Today we fixed that.
The data
Who's On First ships one GitHub repo per country, each containing GeoJSON files for every administrative place. Every place carries localized name variants — "New York" has a name:zho of "纽约", a name:jpn of "ニューヨーク", a name:kor of "뉴욕", and dozens more.
We cloned 7 priority countries (US, FR, JP, CN, KR, DE, GB) — 1.74 million GeoJSON files — and built them into a unified SQLite database using our WAL + Freeze pipeline:
| Country | GeoJSON files | Time |
|---|---|---|
| CN | 680K | - |
| US | 449K | - |
| FR | 231K | - |
| DE | 189K | - |
| GB | 73K | - |
| JP | 63K | - |
| KR | 54K | - |
| Total | 1.74M | 3 min |
The result: 1.29 million places with 10.2 million name variants in 20+ languages. 768K Chinese names, 184K Japanese, 264K French, 261K German, 285K Arabic.
The tokenizer
We extracted a balanced multi-script training set (2.19M lines) from the global WOF names table, shuffled across script groups:
- 500K Latin (English, French, German, Spanish, ...)
- 500K Chinese
- 468K Cyrillic (Russian, Ukrainian, ...)
- 285K Arabic
- 183K Japanese
- 94K Korean
- 160K other (Thai, Hindi, Hebrew, Greek, ...)

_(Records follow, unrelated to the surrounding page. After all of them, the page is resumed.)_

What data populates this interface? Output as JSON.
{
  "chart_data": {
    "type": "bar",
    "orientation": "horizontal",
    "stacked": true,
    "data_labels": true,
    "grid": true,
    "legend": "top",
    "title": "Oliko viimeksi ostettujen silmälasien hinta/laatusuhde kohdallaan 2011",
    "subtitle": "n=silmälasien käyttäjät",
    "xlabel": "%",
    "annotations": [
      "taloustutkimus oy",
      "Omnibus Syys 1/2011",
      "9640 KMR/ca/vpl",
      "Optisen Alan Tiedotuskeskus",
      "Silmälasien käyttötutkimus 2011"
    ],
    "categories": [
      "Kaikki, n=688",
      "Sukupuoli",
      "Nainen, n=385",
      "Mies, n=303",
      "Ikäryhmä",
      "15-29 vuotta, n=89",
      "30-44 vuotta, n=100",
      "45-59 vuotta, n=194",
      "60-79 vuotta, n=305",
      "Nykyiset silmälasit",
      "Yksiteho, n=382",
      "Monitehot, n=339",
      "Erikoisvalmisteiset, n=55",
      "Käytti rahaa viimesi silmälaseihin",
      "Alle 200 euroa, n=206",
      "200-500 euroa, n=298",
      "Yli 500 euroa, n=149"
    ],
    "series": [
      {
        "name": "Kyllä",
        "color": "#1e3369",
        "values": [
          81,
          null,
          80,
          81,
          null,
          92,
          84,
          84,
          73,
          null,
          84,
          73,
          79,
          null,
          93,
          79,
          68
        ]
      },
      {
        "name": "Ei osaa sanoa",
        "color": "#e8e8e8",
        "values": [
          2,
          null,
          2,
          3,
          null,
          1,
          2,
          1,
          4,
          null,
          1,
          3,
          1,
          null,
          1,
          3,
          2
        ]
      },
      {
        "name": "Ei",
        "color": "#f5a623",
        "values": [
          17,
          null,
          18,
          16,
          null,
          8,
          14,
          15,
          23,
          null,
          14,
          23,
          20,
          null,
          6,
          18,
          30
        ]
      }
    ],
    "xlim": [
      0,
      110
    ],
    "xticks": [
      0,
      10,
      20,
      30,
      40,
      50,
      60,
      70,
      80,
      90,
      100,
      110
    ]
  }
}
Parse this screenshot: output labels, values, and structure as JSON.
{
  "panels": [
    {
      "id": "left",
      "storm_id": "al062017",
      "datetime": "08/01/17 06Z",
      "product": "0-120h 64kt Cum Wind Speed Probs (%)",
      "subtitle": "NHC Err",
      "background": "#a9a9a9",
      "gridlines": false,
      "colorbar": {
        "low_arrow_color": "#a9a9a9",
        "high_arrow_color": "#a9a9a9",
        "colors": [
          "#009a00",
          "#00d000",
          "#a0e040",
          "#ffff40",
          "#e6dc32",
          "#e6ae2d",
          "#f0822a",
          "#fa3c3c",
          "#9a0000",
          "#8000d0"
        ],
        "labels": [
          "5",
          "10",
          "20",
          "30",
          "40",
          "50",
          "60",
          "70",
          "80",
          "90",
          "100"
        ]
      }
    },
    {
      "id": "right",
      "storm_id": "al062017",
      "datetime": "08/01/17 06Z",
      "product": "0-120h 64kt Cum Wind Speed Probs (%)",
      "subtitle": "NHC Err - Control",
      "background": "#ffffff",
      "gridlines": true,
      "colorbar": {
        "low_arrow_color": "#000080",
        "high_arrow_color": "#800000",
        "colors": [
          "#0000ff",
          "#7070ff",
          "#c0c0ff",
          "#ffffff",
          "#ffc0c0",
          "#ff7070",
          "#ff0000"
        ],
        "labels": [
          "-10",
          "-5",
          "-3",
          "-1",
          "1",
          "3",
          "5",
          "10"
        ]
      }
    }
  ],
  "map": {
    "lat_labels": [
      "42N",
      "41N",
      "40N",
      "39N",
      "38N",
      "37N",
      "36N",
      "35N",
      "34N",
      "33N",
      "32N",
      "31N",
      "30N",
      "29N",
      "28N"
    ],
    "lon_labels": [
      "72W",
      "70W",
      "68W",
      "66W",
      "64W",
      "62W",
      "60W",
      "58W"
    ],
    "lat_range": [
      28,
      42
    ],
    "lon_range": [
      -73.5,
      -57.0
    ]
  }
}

SentencePiece trained in 28 seconds. Same 48K vocab size as before, same user-defined symbols (US state abbreviations, postcode formats). The difference: the vocab now allocates subword pieces for CJK characters, Hangul syllables, Thai consonant clusters, and Arabic word fragments — instead of wasting slots on Latin-only subwords that the old training data biased toward.
The result
| Script | v0.5.0-a1 (old) | v0.6.0-a0 (new) |
|---|---|---|
| Chinese | 50-75% byte-fallback | 0% |
| Japanese | 58-60% | 0% |
| Korean | 41% | 0% |
| Thai | 30% | 0% |
| Arabic | 0% | 0% |
| Latin | 0% | 0% |
| Aggregate | 36.6% | 0.0% |
Issue #120 targeted less than 5% byte-fallback. We hit zero.

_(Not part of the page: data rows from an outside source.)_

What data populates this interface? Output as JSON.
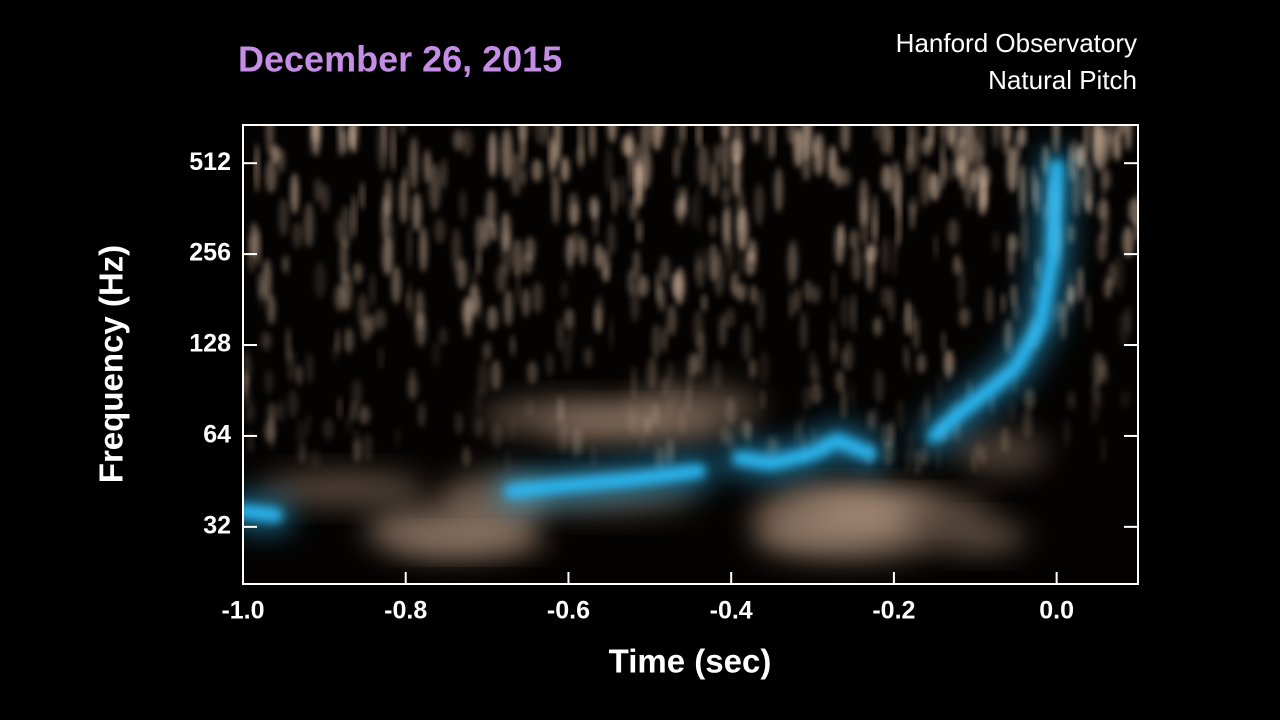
{
  "chart_data": {
    "type": "spectrogram",
    "title": "December 26, 2015",
    "title_color": "#c58de6",
    "subtitle": [
      "Hanford Observatory",
      "Natural Pitch"
    ],
    "x_label": "Time (sec)",
    "y_label": "Frequency (Hz)",
    "xlim": [
      -1.0,
      0.1
    ],
    "ylim": [
      20.7,
      685
    ],
    "y_log": true,
    "xticks": [
      {
        "value": -1.0,
        "label": "-1.0"
      },
      {
        "value": -0.8,
        "label": "-0.8"
      },
      {
        "value": -0.6,
        "label": "-0.6"
      },
      {
        "value": -0.4,
        "label": "-0.4"
      },
      {
        "value": -0.2,
        "label": "-0.2"
      },
      {
        "value": 0,
        "label": "0.0"
      }
    ],
    "yticks": [
      32,
      64,
      128,
      256,
      512
    ],
    "color": "#29b6f0",
    "x": [
      -1.0,
      -0.96,
      -0.8,
      -0.67,
      -0.6,
      -0.52,
      -0.44,
      -0.42,
      -0.39,
      -0.35,
      -0.3,
      -0.27,
      -0.23,
      -0.2,
      -0.15,
      -0.12,
      -0.08,
      -0.05,
      -0.02,
      -0.005,
      0.0
    ],
    "values": [
      36,
      35,
      null,
      42,
      44,
      46,
      49,
      null,
      54,
      52,
      56,
      62,
      56,
      null,
      64,
      76,
      92,
      108,
      150,
      250,
      500
    ]
  }
}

The tokenizer also produces fewer pieces per input. "北京市朝阳区建国路79号" (Beijing address) went from 19 pieces (63% byte-fallback) to 11 pieces (0% byte-fallback). That means more of the 128-token sequence budget is available for actual content instead of being consumed by byte encoding.
What's training
v0.5.4 is now running on a Modal A100 with the new tokenizer. It uses the v0.5.1 proven recipe (the one that achieved 0.638 F1) but with the multi-script tokenizer. If the model learns CJK address patterns as well as it learns Latin ones, this is the foundation for JP/CN/KR locale support.
The pipeline
The global WOF build pipeline follows the WAL + Freeze design brief:
- Enumerate: glob
**/data/**/*.geojsonacross all country repos - Ingest: WAL mode, parallel file reads (asyncParallelIterator), single-thread writer, batched transactions
- Freeze: WAL checkpoint, journal_mode=DELETE, create indexes, ANALYZE, VACUUM INTO
The frozen artifact is a clean 1.09 GB SQLite with no sidecars, verified read-only, integrity-checked. It's available for download from the Hugging Face bucket.